Vaccine efficacy has been explained by Hodgson et al. (2020)(3); in simple terms, it represents the percentage reduction in disease incidence in a vaccinated group compared to a non-vaccinated group under optimal conditions. The UCLA definition is consistent with the one provided by Spiegelhalter and Masters (4).

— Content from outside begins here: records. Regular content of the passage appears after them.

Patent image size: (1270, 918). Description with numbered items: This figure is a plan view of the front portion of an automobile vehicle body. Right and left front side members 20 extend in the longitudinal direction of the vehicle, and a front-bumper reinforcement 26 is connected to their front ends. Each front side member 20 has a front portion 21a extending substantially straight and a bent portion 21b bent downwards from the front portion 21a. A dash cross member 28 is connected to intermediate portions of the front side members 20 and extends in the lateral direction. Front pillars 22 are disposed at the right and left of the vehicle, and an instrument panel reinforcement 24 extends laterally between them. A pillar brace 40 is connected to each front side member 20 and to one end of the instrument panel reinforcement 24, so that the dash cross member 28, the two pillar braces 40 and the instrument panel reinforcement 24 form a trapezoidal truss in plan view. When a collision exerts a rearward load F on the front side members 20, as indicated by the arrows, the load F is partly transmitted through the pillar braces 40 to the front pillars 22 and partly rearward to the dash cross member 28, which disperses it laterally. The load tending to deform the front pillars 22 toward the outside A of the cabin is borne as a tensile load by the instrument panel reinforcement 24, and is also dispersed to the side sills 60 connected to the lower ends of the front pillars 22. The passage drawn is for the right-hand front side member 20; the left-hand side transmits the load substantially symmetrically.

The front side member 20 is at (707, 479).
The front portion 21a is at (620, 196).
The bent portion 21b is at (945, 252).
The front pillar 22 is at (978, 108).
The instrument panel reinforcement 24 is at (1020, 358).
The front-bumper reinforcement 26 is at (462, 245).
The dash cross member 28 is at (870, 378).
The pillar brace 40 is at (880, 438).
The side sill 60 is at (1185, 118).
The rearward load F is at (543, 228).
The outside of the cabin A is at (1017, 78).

The difference between OR and RR may be described as follows: RR represents a ratio of the probabilities (p) or risks of an event or outcome across two groups; OR is a ratio of the odds of an event or outcome across two groups (5). OR is the ratio of two odds; RR is the ratio of two probabilities (P); odds of an event = P/(1-P).
Recommendations
We recommend using RR instead of the OR to calculate efficacy because efficacy is the reduction in the risk effected by the vaccine. To calculate the log-transformed RR standard errors, we used the formula in Altman's Statistics with Confidence (6). We have compared the table in their publication with a table that we created using the formula VE=(1-RR) x100. As shown in Table 1, the differences are small. The only noticeable discrepancy lies in the lower confidence interval for the >60 groups. It should be said that with the large numbers involved in a clinical trial, the prevalence or risk is low, and in such circumstances OR and RR are approximately equal. Nevertheless, we believe that it is important to use the correct formula for the calculation to provide not only the best evidence but also for following best practice.
References
1. Logunov DY, Dolzhikova I V, Shcheblyakov D V, Tukhvatulin AI, Zubkova O V, Dzharullaeva AS, et al. Safety and efficacy of an rAd26 and rAd5 vector-based heterologous prime-boost COVID-19 vaccine: an interim analysis of a randomised controlled phase 3 trial in Russia. Lancet [Internet]. 2021;397(10275):671–81. Available from: http://dx.doi.org/10.1016/S0140-6736(21)00234-8
2. UCLA. Measuring Effectiveness of Immunisation Programs. 1996;(1):1–20. Available from: http://www.ph.ucla.edu/EPI/41508/415cmat/lect14_41508.pdf
3. Hodgson SH, Mansatta K, Mallett G, Harris V, Emary KRW, Pollard AJ. What defines an efficacious COVID-19 vaccine? A review of the challenges assessing the clinical efficacy of vaccines against SARS-CoV-2. Lancet Infect Dis [Internet]. 2021;21(2):e26–35. Available from: http://dx.doi.org/10.1016/S1473-3099(20)30773-8
4. Spiegelhalter D, Masters A. 2021. Behind the numbers: what does it mean if a Covid vaccine has 90% efficacy? Available from: https://www.theguardian.com/theobserver/commentisfree/2021/jan/24/behind-the-numbers-what-does-it-mean-if-covid-vaccine-has-90-per-cent-eifficacy) [Accessed 21 Jan 2021]
5. Ranganathan P, Aggarwal R, Pramesh C. Common pitfalls in statistical analysis: Odds versus risk. Perspect Clin Res. 2015;6(4):222.
6. Altman, Douglas G., Machin, David, Bryant, Trevor N. and Gardner, Martin J. (eds.) (2000) Statistics with confidence: confidence intervals and statistical guidelines, 2nd ed. London. BMJ Books, 254pp.